[IPK] Libyen: ein weiterer Fall einer selektiven "Kontrollsucht" des Westens

Webmaster Inprekorr webmaster at inprekorr.de
Do Apr 28 01:13:19 CEST 2011


Libyen: ein weiterer Fall einer selektiven "Kontrollsucht" des Westens
----------------------------------------------------------------------


Von Tariq Ali


Tripolis wird bombardiert, während andere arabische Despoten gestützt
werden. Das zeigt den puren Zynismus der von den UN unterstützten Schläge,
um Gaddafi zu vertreiben.

Die vom UN-Sicherheitsrat gedeckte US-Nato-Intervention in Libyen ist Teil
einer abgestimmten Antwort, um Unterstützung für eine Bewegung gegen einen
bestimmten Diktator zu demonstrieren, und so die arabischen Rebellionen zu
beenden, in dem sie unter Kontrolle des Westens gebracht und so ihrer
Schlagkraft und Spontaneität beraubt werden. Ziel ist die Wiederherstellung
des Status quo ante.

Es ist absurd zu glauben, dass der Beweggrund für die Bombardierung von
Tripolis oder die Abschüsse vor Bengasi der Schutz von Zivilisten war.
Dieses Argument wird benutzt, um die Unterstützung der Bürger und
Bürgerinnen von Europa und Amerika und von Teilen der arabischen Welt zu
gewinnen. "Schaut uns an", sagen Obama/Clinton und ihre europäischen
Satrapen, "wir tun Gutes. Wir sind auf Seiten des Volkes." Der schiere
Zynismus raubt einem den Atem. Wir sollen glauben, dass die Führer mit den
blutigen Händen im Irak, in Afghanistan und in Pakistan die Bevölkerung
Libyens verteidigen. Die unsäglichen britischen und französischen Medien
schlucken ja alles, aber es ist bedrückend, dass anständige Liberale auf
diesen Mist hereinfallen. Die Zivilgesellschaft lässt sich leicht durch
Bilder beeinflussen, und Gaddafis Brutalität, seine Luftwaffe zu schicken,
um sein Volk zu bombardieren, wurde von Washington als Vorwand genutzt, um
eine weitere arabische Hauptstadt zu bombardieren. Während dessen arbeiteten
Obamas arabische Verbündete hart daran, die Demokratie voranzubringen.

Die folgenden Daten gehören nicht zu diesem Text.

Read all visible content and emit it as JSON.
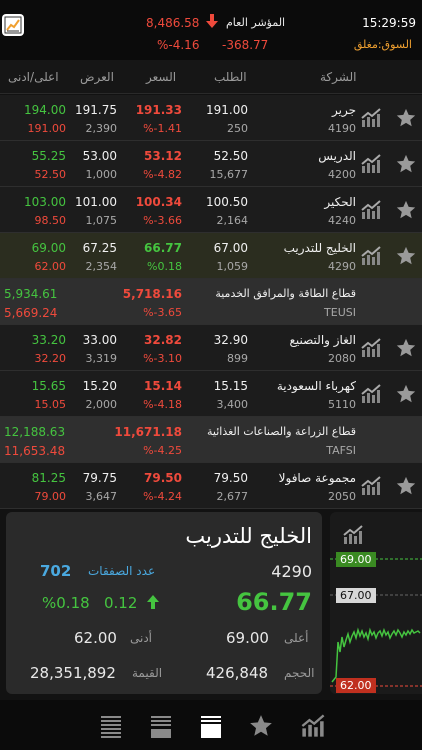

Die Saudis marschierten in Bahrain ein, wo die Bevölkerung tyrannisiert wird
und Massenverhaftungen stattfinden. Auf Al-Dschasira wird darüber kaum
berichtet. Warum nur? Anscheinend wurde die Sendeanstalt etwas gezügelt und
auf Linie mit der Politik ihrer Geldgeber gebracht.

All das mit aktiver Unterstützung der USA. Der jemenitische Despot, der von
der Mehrheit seines Volkes abgelehnt wird, bringt sie weiterhin täglich um.
Nicht einmal ein Waffenembargo, geschweige denn eine "Flugverbotszone" wurde
über ihn verhängt. Libyen ist ein weiterer Fall der selektiven Kontrollsucht
der USA und ihrer westlichen Kettenhunde.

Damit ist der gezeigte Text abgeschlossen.